The current production, now playing at the Music Box Theatre has been directed by Pam McKinnon with a deft and unhurried hand. For starters, she’s assembled an absolutely first-rate cast to defang the very rare cliche, the over extended joke, but always we return to the humor, the truth, the fearlessness in Wasserstein’s best work, of which this is surely an example.
Elizabeth Moss as Heidi, proves an actress of great range, particularly if you consider the stretch she offers between her character on Mad Men and this tender, charming and determined Heidi Holland. Her gentlemen callers, Peter Petrone as played by the brilliant Bryce Pinkham (in which he played the murderer in A Gentleman’s Guide to Love and Murder) and Scoop Rosenbaum who is refreshingly blunt but appealing as he is handed to us in the capable hands of Jason Biggs, new to me, recently spotted on Netflix’s series “Orange is the New Black.”

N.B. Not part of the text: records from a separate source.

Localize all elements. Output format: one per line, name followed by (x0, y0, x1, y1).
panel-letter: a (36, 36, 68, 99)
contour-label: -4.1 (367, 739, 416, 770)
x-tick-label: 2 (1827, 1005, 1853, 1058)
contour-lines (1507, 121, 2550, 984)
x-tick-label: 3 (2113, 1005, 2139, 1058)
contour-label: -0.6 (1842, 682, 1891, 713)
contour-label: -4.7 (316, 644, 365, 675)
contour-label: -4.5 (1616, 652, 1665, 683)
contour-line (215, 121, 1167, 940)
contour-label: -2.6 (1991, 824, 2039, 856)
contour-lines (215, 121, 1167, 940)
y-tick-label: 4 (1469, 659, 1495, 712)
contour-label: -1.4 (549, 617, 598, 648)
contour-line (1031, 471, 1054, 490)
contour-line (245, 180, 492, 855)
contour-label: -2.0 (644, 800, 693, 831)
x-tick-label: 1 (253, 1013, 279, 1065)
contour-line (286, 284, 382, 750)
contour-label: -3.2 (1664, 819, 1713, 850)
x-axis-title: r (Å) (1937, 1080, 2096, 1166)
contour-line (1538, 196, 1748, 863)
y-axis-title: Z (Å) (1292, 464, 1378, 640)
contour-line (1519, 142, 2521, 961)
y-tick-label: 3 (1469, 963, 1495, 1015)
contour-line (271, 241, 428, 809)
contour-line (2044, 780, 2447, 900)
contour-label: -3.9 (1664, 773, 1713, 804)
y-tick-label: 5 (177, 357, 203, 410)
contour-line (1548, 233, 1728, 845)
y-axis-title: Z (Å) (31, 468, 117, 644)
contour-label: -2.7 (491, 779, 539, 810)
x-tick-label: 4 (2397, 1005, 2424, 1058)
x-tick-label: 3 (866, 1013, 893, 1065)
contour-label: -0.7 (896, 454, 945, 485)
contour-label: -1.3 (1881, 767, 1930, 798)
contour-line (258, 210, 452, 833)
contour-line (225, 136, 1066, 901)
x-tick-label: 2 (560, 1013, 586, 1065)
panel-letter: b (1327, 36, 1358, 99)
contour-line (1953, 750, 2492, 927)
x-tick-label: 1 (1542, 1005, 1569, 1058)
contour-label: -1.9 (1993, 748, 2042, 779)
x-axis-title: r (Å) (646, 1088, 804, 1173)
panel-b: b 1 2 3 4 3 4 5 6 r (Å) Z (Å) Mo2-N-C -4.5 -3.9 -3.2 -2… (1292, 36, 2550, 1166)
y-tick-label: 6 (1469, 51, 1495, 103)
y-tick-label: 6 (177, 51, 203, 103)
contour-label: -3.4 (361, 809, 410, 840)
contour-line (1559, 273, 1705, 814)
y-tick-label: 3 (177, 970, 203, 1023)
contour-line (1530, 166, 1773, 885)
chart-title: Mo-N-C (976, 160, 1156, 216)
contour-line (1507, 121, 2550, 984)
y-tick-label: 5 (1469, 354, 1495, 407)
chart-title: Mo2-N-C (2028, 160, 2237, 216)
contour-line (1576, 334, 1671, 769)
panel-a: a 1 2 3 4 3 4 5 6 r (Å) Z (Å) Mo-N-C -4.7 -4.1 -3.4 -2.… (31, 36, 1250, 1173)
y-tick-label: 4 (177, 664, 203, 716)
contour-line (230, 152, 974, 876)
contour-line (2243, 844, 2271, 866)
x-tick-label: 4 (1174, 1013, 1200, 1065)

The new Broadway seems to be a series of beautifully mounted, impeccably cast revivals of former successes. New plays are the backbone of off Broadway now. Only the occasional new light comedy with a popular star or six (Fish in the Dark, It’s Only A Play) is making the grade on the Main Stem, but revivals like this one are welcome, and flooding the Broadway box offices. Yes, 14-18 weeks of “limited engagements” are the new long runs but packed houses and happy audiences for four or five months is probably doing the trick for all the concerned parties. So — hello, from New York!